Grand chantre

Grand chantre. À partir du XVe siècle, ce terme désignait un dignitaire ecclésiastique placé à la tête du choeur des cathédrales et des collégiales. Lors des grandes fêtes, il revêtait la chape et portait le bâton cantoral, signes de son autorité.

Grand chantre

Grand chantre. À partir du XVe siècle, ce terme désignait un dignitaire ecclésiastique placé à la tête du choeur des cathédrales et des collégiales. Lors des grandes fêtes, il revêtait la chape et portait le bâton cantoral, signes de son autorité.
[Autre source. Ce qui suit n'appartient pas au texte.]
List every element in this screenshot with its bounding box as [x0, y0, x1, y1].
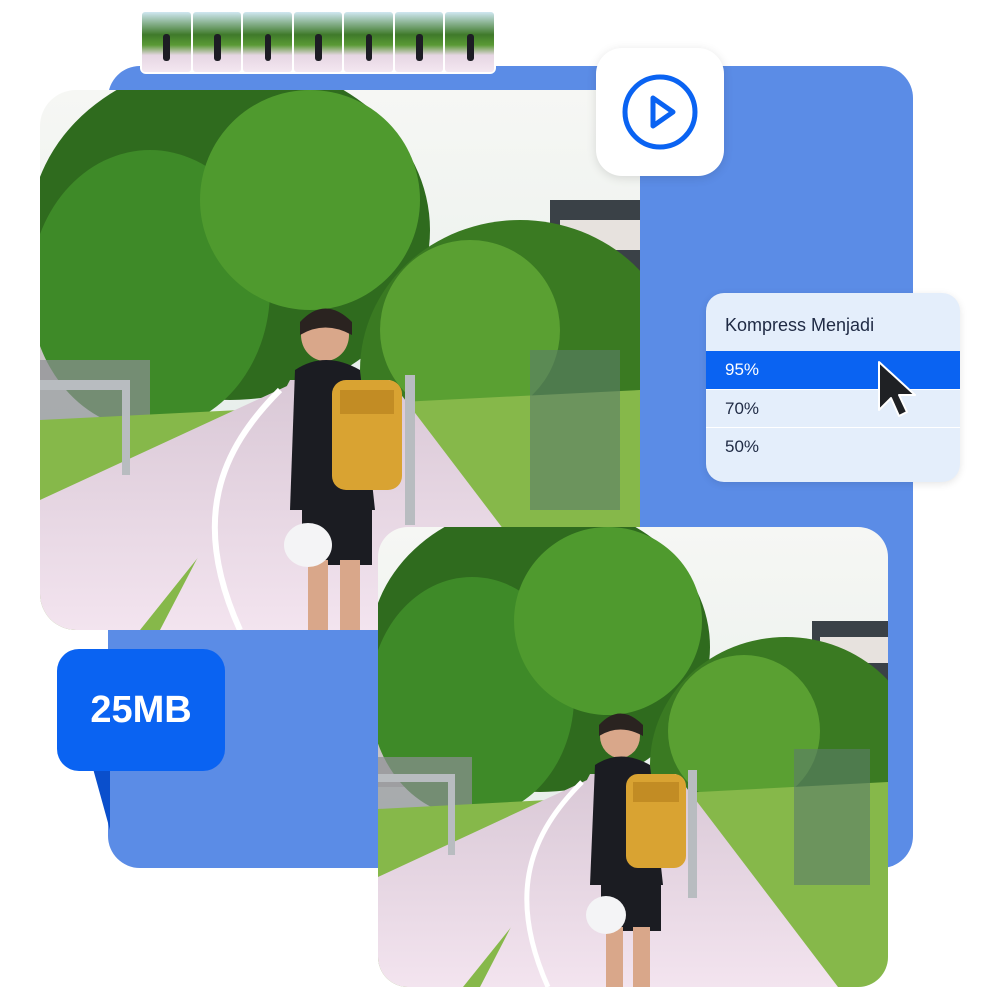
film-frame [394, 12, 444, 72]
film-frame [293, 12, 343, 72]
compress-option-95[interactable]: 95% [706, 351, 960, 389]
film-frame [445, 12, 495, 72]
film-frame [243, 12, 292, 72]
mouse-pointer-icon [878, 361, 916, 417]
compress-option-50[interactable]: 50% [706, 427, 960, 465]
film-frame [142, 12, 191, 72]
compress-dropdown[interactable]: Kompress Menjadi 95% 70% 50% [706, 293, 960, 482]
film-frame [344, 12, 393, 72]
file-size-badge: 25MB [57, 649, 225, 771]
play-button[interactable] [596, 48, 724, 176]
play-circle-icon [622, 74, 698, 150]
video-filmstrip[interactable] [140, 10, 496, 74]
compress-menu-title: Kompress Menjadi [725, 315, 875, 335]
file-size-label: 25MB [90, 688, 192, 731]
compress-option-70[interactable]: 70% [706, 389, 960, 427]
film-frame [192, 12, 242, 72]
compressed-video-frame [378, 527, 888, 987]
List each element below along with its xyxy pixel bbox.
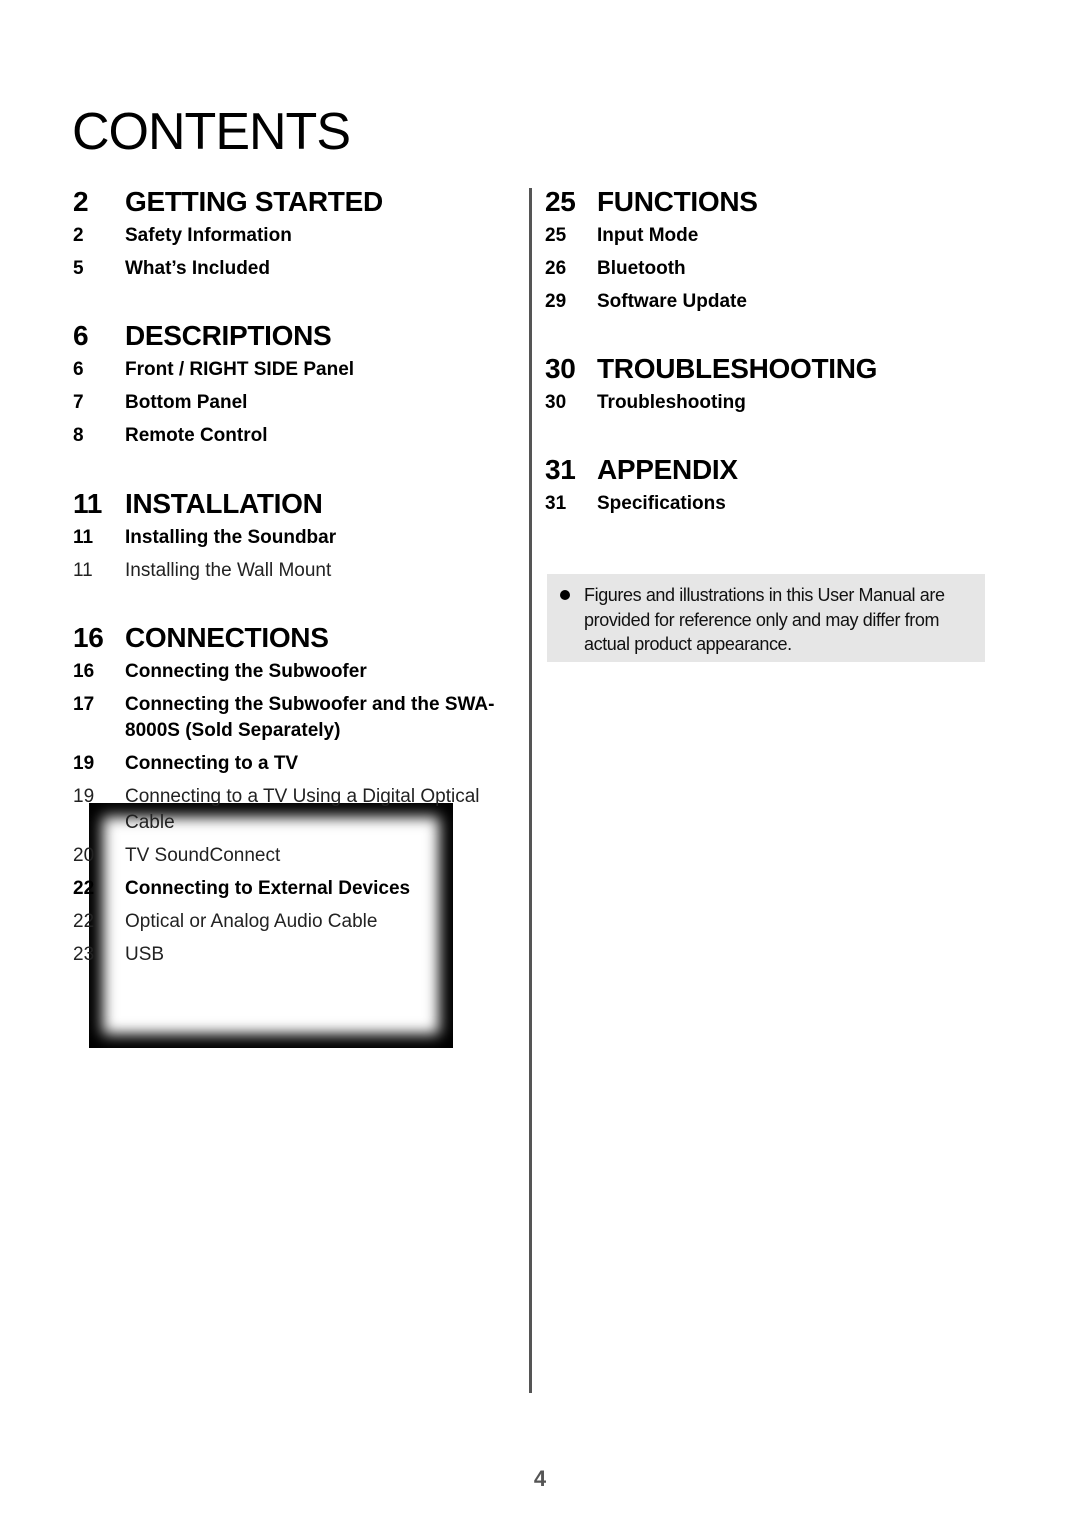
entry-label: Installing the Wall Mount [125, 560, 332, 581]
section-heading[interactable]: 31 APPENDIX [545, 453, 1005, 487]
section-title: TROUBLESHOOTING [597, 353, 878, 384]
toc-entry[interactable]: 23 USB [73, 942, 513, 968]
section-page-number: 30 [545, 353, 576, 384]
toc-section: 31 APPENDIX 31 Specifications [545, 453, 1005, 517]
entry-page-number: 16 [73, 661, 95, 682]
toc-section: 6 DESCRIPTIONS 6 Front / RIGHT SIDE Panel 7 B… [73, 319, 513, 449]
section-title: CONNECTIONS [125, 622, 329, 653]
toc-entry[interactable]: 17 Connecting the Subwoofer and the SWA-8… [73, 692, 513, 744]
section-heading[interactable]: 30 TROUBLESHOOTING [545, 352, 1005, 386]
section-title: APPENDIX [597, 454, 738, 485]
toc-entry[interactable]: 16 Connecting the Subwoofer [73, 659, 513, 685]
entry-page-number: 17 [73, 694, 95, 715]
section-page-number: 25 [545, 186, 576, 217]
toc-entry[interactable]: 6 Front / RIGHT SIDE Panel [73, 357, 513, 383]
entry-page-number: 22 [73, 878, 95, 899]
entry-page-number: 6 [73, 359, 84, 380]
entry-page-number: 11 [73, 560, 93, 581]
entry-label: TV SoundConnect [125, 845, 281, 866]
entry-label: Front / RIGHT SIDE Panel [125, 359, 355, 380]
entry-label: Connecting the Subwoofer [125, 661, 367, 682]
entry-label: Bluetooth [597, 258, 686, 279]
section-heading[interactable]: 11 INSTALLATION [73, 487, 513, 521]
section-heading[interactable]: 2 GETTING STARTED [73, 185, 513, 219]
toc-entry[interactable]: 8 Remote Control [73, 423, 513, 449]
toc-entry[interactable]: 20 TV SoundConnect [73, 843, 513, 869]
section-heading[interactable]: 6 DESCRIPTIONS [73, 319, 513, 353]
entry-page-number: 31 [545, 493, 567, 514]
column-divider [529, 188, 532, 1393]
entry-page-number: 19 [73, 753, 95, 774]
entry-label: Installing the Soundbar [125, 527, 337, 548]
toc-entry[interactable]: 19 Connecting to a TV [73, 751, 513, 777]
page-number: 4 [533, 1466, 547, 1491]
toc-entry[interactable]: 31 Specifications [545, 491, 1005, 517]
toc-entry[interactable]: 25 Input Mode [545, 223, 1005, 249]
toc-entry[interactable]: 2 Safety Information [73, 223, 513, 249]
toc-section: 25 FUNCTIONS 25 Input Mode 26 Bluetooth 29 Soft… [545, 185, 1005, 315]
entry-label: Input Mode [597, 225, 699, 246]
toc-entry[interactable]: 7 Bottom Panel [73, 390, 513, 416]
section-page-number: 11 [73, 488, 102, 519]
entry-page-number: 7 [73, 392, 84, 413]
toc-entry[interactable]: 22 Optical or Analog Audio Cable [73, 909, 513, 935]
entry-label: Remote Control [125, 425, 268, 446]
bullet-icon [560, 590, 570, 600]
toc-section: 11 INSTALLATION 11 Installing the Soundbar 1… [73, 487, 513, 584]
entry-page-number: 8 [73, 425, 84, 446]
section-page-number: 2 [73, 186, 89, 217]
toc-entry[interactable]: 29 Software Update [545, 289, 1005, 315]
section-title: DESCRIPTIONS [125, 320, 332, 351]
entry-page-number: 5 [73, 258, 84, 279]
toc-entry[interactable]: 19 Connecting to a TV Using a Digital Opt… [73, 784, 513, 836]
section-page-number: 16 [73, 622, 104, 653]
toc-entry[interactable]: 11 Installing the Soundbar [73, 525, 513, 551]
toc-entry[interactable]: 5 What’s Included [73, 256, 513, 282]
entry-label: Safety Information [125, 225, 292, 246]
entry-page-number: 22 [73, 911, 95, 932]
section-title: INSTALLATION [125, 488, 323, 519]
section-heading[interactable]: 25 FUNCTIONS [545, 185, 1005, 219]
toc-entry[interactable]: 22 Connecting to External Devices [73, 876, 513, 902]
entry-label: Optical or Analog Audio Cable [125, 911, 378, 932]
entry-page-number: 19 [73, 786, 95, 807]
entry-page-number: 30 [545, 392, 567, 413]
toc-entry[interactable]: 30 Troubleshooting [545, 390, 1005, 416]
entry-page-number: 20 [73, 845, 95, 866]
toc-entry[interactable]: 26 Bluetooth [545, 256, 1005, 282]
entry-label: Connecting to External Devices [125, 878, 411, 899]
entry-label: Troubleshooting [597, 392, 746, 413]
toc-section: 2 GETTING STARTED 2 Safety Information 5 What… [73, 185, 513, 282]
entry-page-number: 29 [545, 291, 567, 312]
section-title: FUNCTIONS [597, 186, 758, 217]
entry-label: Connecting to a TV Using a Digital Optic… [125, 786, 480, 833]
entry-label: Specifications [597, 493, 726, 514]
entry-label: Connecting the Subwoofer and the SWA-800… [125, 694, 495, 741]
toc-entry[interactable]: 11 Installing the Wall Mount [73, 558, 513, 584]
entry-label: Software Update [597, 291, 747, 312]
entry-page-number: 26 [545, 258, 567, 279]
toc-section: 16 CONNECTIONS 16 Connecting the Subwoofer 1… [73, 621, 513, 968]
entry-label: What’s Included [125, 258, 270, 279]
toc-section: 30 TROUBLESHOOTING 30 Troubleshooting [545, 352, 1005, 416]
section-page-number: 31 [545, 454, 576, 485]
entry-label: USB [125, 944, 165, 965]
note-box: Figures and illustrations in this User M… [547, 574, 985, 662]
note-text: Figures and illustrations in this User M… [584, 585, 945, 654]
section-title: GETTING STARTED [125, 186, 383, 217]
entry-page-number: 23 [73, 944, 95, 965]
entry-label: Bottom Panel [125, 392, 248, 413]
entry-page-number: 25 [545, 225, 567, 246]
entry-page-number: 11 [73, 527, 94, 548]
page-title: CONTENTS [72, 103, 351, 161]
entry-page-number: 2 [73, 225, 84, 246]
section-page-number: 6 [73, 320, 89, 351]
section-heading[interactable]: 16 CONNECTIONS [73, 621, 513, 655]
entry-label: Connecting to a TV [125, 753, 299, 774]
À Québec, c'est Mgr de Laval, premier évêque du Québec, qui créa ce poste au moment où il érigea le chapitre en 1684. La fonction du grand chantre était d'assurer « la haute direction du chant, des cérémonies et de ce qui regarde le culte extérieur » (Edmond Langevin, Notice biographique sur François de Laval de Montmorency..., Montréal 1874). Le premier titulaire fut Jean Dudouyt ou Dudoyt (v. 1628-1688), que Mgr de Laval nomma en 1684. Comme il était retourné en France et qu'il ne devait jamais revenir à Québec, il n'occupa point son poste. Charles Glandelet fut grand chantre par intérim en 1688 puis André-Louis de Merlac, un prêtre venu de France en 1688, occupa le poste de 1690 à 1694. Louis-Ango de Maizerets (1636-1721) fut son successeur et remplit cette fonction de 1698 jusqu'à sa mort. Un autre prêtre français, Joseph de la Colombière (1651-1723), fut nommé en 1722. L'abbé Pierre Hazeur de l'Orme (De Lorme) semble aussi avoir occupé ce poste pour une période indéterminée après 1710 et Jean Girard, arrivé à Montréal en 1724, est décrit comme « modérateur du chant » dans les Sulpitiana d'Henri Gauthier (Montréal 1926). Dans son ouvrage La Musique au Québec, Willy Amtmann désigne l'abbé Charles-Amador Martin comme grand chantre, sans toutefois indiquer sa source.

La fonction de grand chantre, équivalant celles de precentor en Angleterre et de cantor en Allemagne, en vint plus tard à être confondue avec celles de maître de chapelle ou maître de choeur des églises monastiques.